L’Asrem dichiara guerra ai leoni da tastiera, al dileggio facile e alla mala informazione. Via Petrella, per dirla semplice, si tutela. Adesso nel suo ufficio legale interno c’è un avvocato che ha un incarico preciso: «Intraprendere le necessarie azioni giudiziarie nei riguardi di tutti coloro che offendano o ledano la dignità e l’immagine dell’Amministrazione stessa e del suo management ovvero dei dirigenti aziendali, con comportamenti tali da configurare anche ingiustificato allarme pubblico e/o sociale».
È il dispositivo della delibera 923 firmata ieri dal direttore generale Giovanni Di Santo e dai direttori sanitario e amministrativo, Bruno Carabellese e Grazia Matarante.
Beninteso, l’avvocato Alfredo Iadanza (è lui il dipendente dell’azienda a cui è affidato questo compito) agirà su «specifica segnalazione da parte della direzione aziendale Asrem» e quando ricorrano i «relativi presupposti giuridici».
I naviganti comunque sono avvisati. E l’utilizzo del linguaggio marittimo non è un caso: molto spesso è sui social che avviene ciò che l’Asrem nella delibera contesta, vale a dire la lesione dell’immagine dell’ente e di chi lo rappresenta. Dare, invece, notizia di un caso di presunta mala sanità o di disservizi negli ospedali e negli ambulatori non è, né mai potrebbe diventare, offesa o lesione della dignità.

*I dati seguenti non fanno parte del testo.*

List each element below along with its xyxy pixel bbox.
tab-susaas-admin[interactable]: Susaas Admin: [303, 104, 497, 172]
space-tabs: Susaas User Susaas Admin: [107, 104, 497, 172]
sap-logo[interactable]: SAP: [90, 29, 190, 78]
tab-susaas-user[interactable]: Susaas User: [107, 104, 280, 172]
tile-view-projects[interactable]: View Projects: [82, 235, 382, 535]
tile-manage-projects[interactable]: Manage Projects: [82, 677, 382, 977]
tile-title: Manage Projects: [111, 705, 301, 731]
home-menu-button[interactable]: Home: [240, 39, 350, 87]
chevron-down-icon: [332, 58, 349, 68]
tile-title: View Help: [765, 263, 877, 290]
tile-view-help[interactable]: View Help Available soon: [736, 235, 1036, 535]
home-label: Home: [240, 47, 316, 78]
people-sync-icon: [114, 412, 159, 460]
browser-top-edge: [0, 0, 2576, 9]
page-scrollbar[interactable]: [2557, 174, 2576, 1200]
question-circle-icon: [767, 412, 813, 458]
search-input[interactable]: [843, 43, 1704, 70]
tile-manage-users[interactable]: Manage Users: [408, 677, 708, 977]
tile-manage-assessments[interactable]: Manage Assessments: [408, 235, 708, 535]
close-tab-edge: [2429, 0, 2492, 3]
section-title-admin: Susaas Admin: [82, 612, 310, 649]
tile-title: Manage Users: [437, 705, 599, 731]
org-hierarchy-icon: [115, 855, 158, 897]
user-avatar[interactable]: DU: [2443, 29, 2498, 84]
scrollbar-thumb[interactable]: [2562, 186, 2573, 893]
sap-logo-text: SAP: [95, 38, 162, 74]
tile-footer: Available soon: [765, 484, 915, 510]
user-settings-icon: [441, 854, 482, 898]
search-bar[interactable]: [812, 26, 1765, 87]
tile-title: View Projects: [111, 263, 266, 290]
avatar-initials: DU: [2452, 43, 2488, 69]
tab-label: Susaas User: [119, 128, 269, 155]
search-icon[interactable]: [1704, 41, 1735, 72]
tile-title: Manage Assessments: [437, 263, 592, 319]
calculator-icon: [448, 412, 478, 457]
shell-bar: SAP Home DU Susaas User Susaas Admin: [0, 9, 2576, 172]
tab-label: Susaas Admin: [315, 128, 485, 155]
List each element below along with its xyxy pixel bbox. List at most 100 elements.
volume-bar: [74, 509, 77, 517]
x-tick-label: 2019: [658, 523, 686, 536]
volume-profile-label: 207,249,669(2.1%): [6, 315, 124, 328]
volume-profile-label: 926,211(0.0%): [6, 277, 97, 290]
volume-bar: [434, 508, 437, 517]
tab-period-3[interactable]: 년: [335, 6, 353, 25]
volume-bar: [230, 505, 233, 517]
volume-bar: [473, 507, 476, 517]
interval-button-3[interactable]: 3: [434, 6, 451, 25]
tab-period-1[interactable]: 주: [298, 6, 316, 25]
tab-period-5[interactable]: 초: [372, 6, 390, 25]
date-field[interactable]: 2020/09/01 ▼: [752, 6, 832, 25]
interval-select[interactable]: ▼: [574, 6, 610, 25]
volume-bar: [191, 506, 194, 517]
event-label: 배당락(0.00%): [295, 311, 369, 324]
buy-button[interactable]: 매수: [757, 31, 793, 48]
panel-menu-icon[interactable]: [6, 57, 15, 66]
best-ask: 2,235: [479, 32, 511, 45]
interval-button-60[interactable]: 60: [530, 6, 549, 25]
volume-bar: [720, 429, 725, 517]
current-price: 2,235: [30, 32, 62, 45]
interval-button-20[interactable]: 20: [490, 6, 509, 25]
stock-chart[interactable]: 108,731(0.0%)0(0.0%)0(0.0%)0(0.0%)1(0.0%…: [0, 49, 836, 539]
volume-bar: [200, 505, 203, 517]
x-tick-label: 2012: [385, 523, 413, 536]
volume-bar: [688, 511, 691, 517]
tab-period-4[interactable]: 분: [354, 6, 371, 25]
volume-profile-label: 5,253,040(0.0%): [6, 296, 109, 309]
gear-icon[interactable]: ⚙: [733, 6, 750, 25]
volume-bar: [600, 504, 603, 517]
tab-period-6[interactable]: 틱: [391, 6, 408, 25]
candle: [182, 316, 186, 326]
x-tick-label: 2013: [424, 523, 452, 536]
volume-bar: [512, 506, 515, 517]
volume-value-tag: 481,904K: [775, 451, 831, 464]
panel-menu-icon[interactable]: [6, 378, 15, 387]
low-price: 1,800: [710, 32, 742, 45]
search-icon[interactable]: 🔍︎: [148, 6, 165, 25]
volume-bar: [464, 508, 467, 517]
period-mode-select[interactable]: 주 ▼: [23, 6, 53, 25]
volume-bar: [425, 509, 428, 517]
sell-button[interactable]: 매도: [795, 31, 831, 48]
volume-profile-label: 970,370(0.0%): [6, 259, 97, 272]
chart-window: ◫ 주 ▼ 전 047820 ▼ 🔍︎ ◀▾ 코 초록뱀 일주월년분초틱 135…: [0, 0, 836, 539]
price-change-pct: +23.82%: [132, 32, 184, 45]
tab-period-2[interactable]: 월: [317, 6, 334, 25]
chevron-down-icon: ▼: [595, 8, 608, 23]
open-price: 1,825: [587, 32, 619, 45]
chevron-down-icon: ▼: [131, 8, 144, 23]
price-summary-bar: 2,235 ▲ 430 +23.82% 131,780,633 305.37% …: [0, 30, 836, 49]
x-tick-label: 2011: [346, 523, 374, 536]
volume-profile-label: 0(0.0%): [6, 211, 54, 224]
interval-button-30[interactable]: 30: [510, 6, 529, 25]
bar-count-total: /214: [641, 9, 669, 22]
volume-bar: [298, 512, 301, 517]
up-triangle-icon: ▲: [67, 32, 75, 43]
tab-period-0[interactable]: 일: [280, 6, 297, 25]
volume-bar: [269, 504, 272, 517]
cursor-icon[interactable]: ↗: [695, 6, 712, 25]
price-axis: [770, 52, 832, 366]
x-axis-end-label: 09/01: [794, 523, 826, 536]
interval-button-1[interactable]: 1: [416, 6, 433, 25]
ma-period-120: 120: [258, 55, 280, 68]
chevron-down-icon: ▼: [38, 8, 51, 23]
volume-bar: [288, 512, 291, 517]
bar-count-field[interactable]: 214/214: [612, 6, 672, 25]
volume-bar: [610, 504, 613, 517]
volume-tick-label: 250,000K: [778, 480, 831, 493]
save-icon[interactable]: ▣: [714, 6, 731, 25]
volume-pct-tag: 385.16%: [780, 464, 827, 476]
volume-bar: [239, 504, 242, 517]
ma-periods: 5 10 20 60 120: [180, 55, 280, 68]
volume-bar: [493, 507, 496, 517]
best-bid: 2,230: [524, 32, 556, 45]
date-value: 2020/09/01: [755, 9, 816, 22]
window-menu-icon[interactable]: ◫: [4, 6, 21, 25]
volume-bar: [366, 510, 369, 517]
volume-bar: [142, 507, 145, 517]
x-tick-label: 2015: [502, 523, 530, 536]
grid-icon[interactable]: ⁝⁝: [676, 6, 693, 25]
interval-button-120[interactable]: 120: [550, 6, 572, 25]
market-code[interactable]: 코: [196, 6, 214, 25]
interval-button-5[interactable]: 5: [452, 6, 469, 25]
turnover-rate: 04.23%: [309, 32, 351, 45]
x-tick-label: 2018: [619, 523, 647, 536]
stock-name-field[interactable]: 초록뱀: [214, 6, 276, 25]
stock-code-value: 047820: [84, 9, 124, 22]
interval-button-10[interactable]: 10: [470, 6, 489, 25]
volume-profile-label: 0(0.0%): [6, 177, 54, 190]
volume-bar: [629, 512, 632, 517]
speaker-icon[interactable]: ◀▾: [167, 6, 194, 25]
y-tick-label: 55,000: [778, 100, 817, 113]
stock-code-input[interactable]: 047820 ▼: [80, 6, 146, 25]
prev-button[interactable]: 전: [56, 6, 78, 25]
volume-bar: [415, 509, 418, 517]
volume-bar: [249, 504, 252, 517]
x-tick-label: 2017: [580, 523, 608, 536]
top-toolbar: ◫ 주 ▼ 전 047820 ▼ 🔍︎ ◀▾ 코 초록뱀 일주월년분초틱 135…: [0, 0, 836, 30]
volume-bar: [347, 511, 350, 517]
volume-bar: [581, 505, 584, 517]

Si chiama, infatti, informazione.
Il diritto all’immagine, ricostruisce la delibera di Di Santo, è tutelato dalla Costituzione, da qui discende l’esigenza di farlo rispettare, insieme al «buon nome aziendale», nell’ipotesi «di atti e/o comportamenti volti indebitamente a deturpare l’immagine della Asrem, contestandone proprio il carattere di imparzialità, trasparenza ed economicità della sua azione, in questo modo facendo ingiustamente diminuire la fiducia presso l’utenza nella sua capacità di curare adeguatamente i pubblici interessi e garantire, quindi, il diritto alla salute ex articolo 32 della Costituzione cui essa è preposta».
Non si discute «il diritto di critica, di cronaca o censura previsto dall’articolo 21 della Costituzione, ma «deve in ogni caso adeguatamente bilanciarsi con la tutela dell’onore, della reputazione e del decoro della Pubblica amministrazione ex articoli 97 e 98 della Costituzione». E si deve ritenere superato (il diritto di cronaca, critica e censura) «ove si attribuiscono all’impresa datoriale o ad i suoi rappresentanti/dirigenti qualità apertamente disonorevoli, con riferimenti volgari ed infamanti, e tali da suscitare dispregio e dileggio, ovvero si rendano affermazioni ingiuriose ed infamanti, con l’addebito di condotte riprovevoli o moralmente censurabili se non addirittura integranti gli estremi di un reato, oppure anche ove la manifestazione di pensiero trasmodi in attacchi puramente offensivi della persona (Asrem ovvero management/dirigenti aziendali) presa di mira o, infine, azioni/omissioni non rispondenti al vero, tali da determinare ingiustificato allarme pubblico e/o sociale». r.i.